La première édition du Forum Tunisie-France, organisée le 1er février 2018 en marge de la visite d’Etat du président français, Emmanuel Macron, aurait tenu toutes ses promesses, ou presque.

Ouvert par Foued Lakhoua, président de la Chambre tuniso-française de commerce et d’industrie, et Alexandre Ratle, président des Conseillers du commerce extérieur de la France Comité Tunisie, le forum a enregistré les interventions : Gilles Bonnenfant (président Eurogroup Consulting), Stéphane Yrles (secrétaire général Groupe Avril), Neila Benzina (CEO Business & Decision), et Amina Zeghal (directrice générale de l’Université Paris-Dauphine Tunis), Lionel Zensou (Terra Nova), Stéphane Richard (P-dg Groupe Orange), Xavier Niel (Free), Abdessalam Ben Ayed (El Badr), Mehdi Tekaya (Wevioo),  Kais Dali (ancien pdg de la CPG), Zied Laadhari (ministre tunisien du développement), Jacques Séguela (co-fondateur du nouvel Havas).

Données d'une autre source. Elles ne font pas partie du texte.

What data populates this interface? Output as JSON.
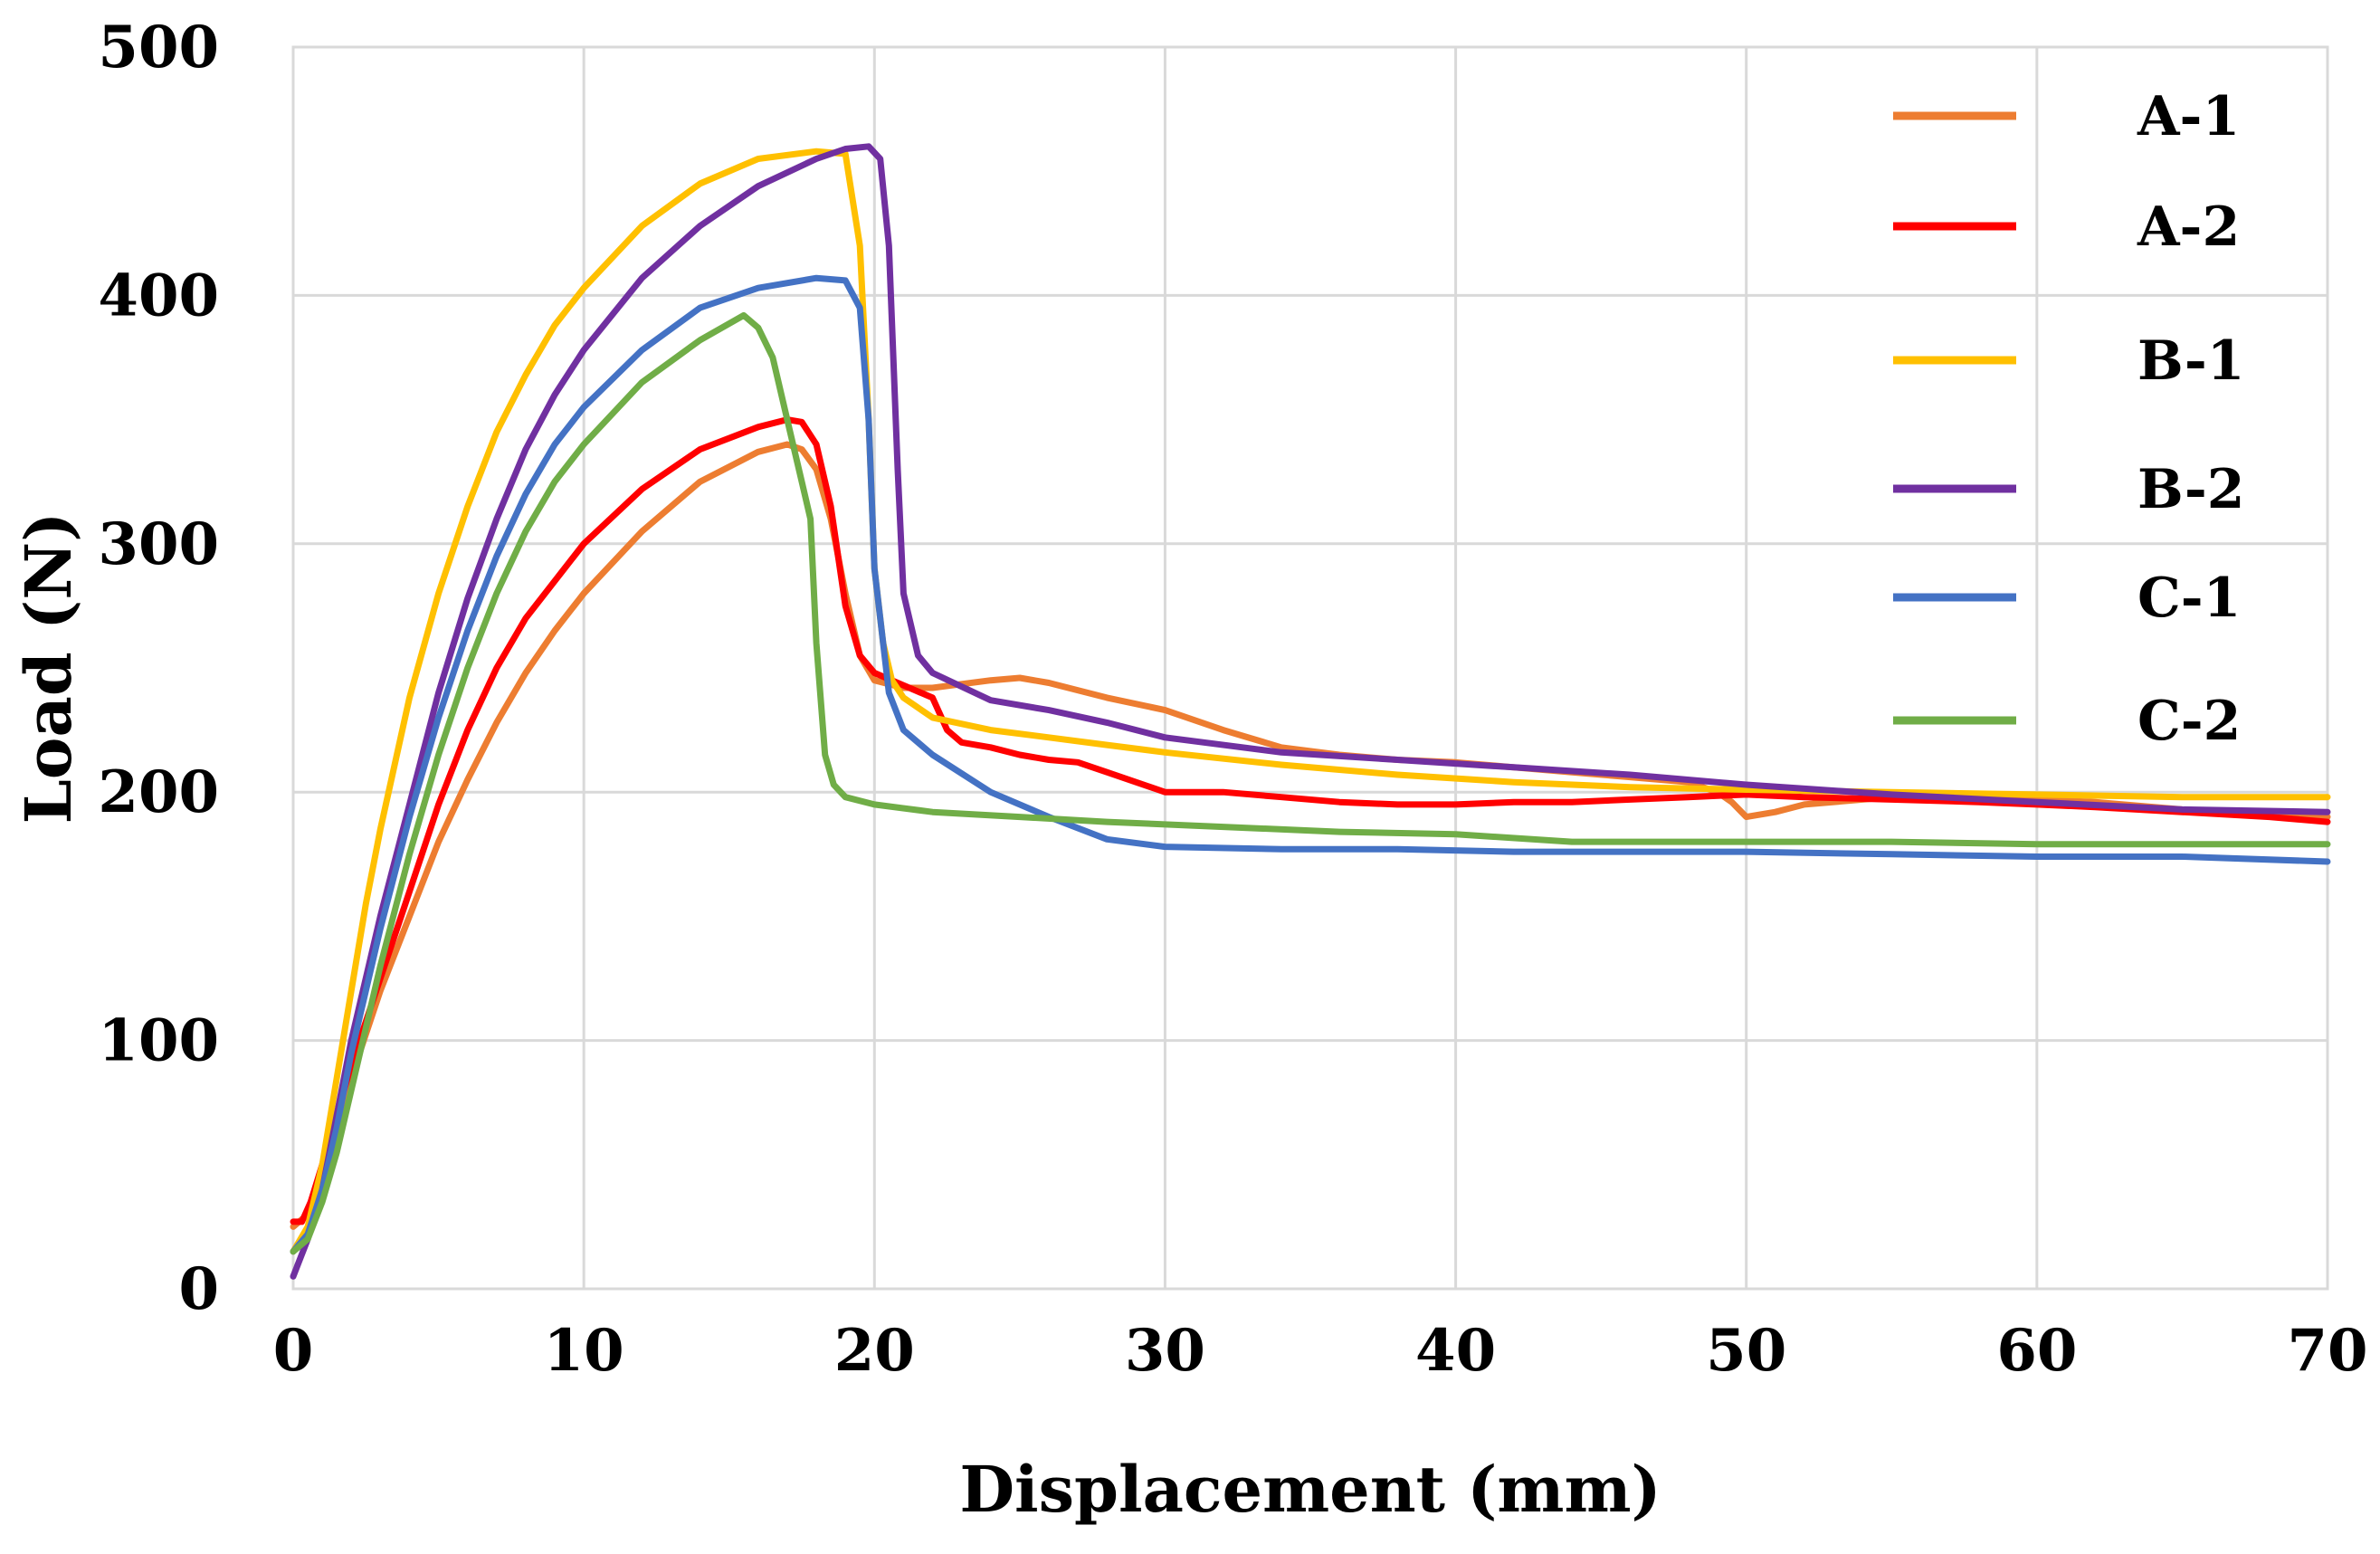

On a senti cette volonté et des entrepreneurs et des politiques français d’aider la Tunisie, politiquement et économiquement. Les entrepreneurs de l’Hexagone qui se sont succédé à la tribune ont loué –et c’est paradoxal pour les chefs d’entreprise tunisiens- la qualité de la main-d’œuvre tunisienne. Ils ont aussi souligné cette capacité qu’ont les Tunisiens à s’adapter aux différentes mutations, notamment technologiques.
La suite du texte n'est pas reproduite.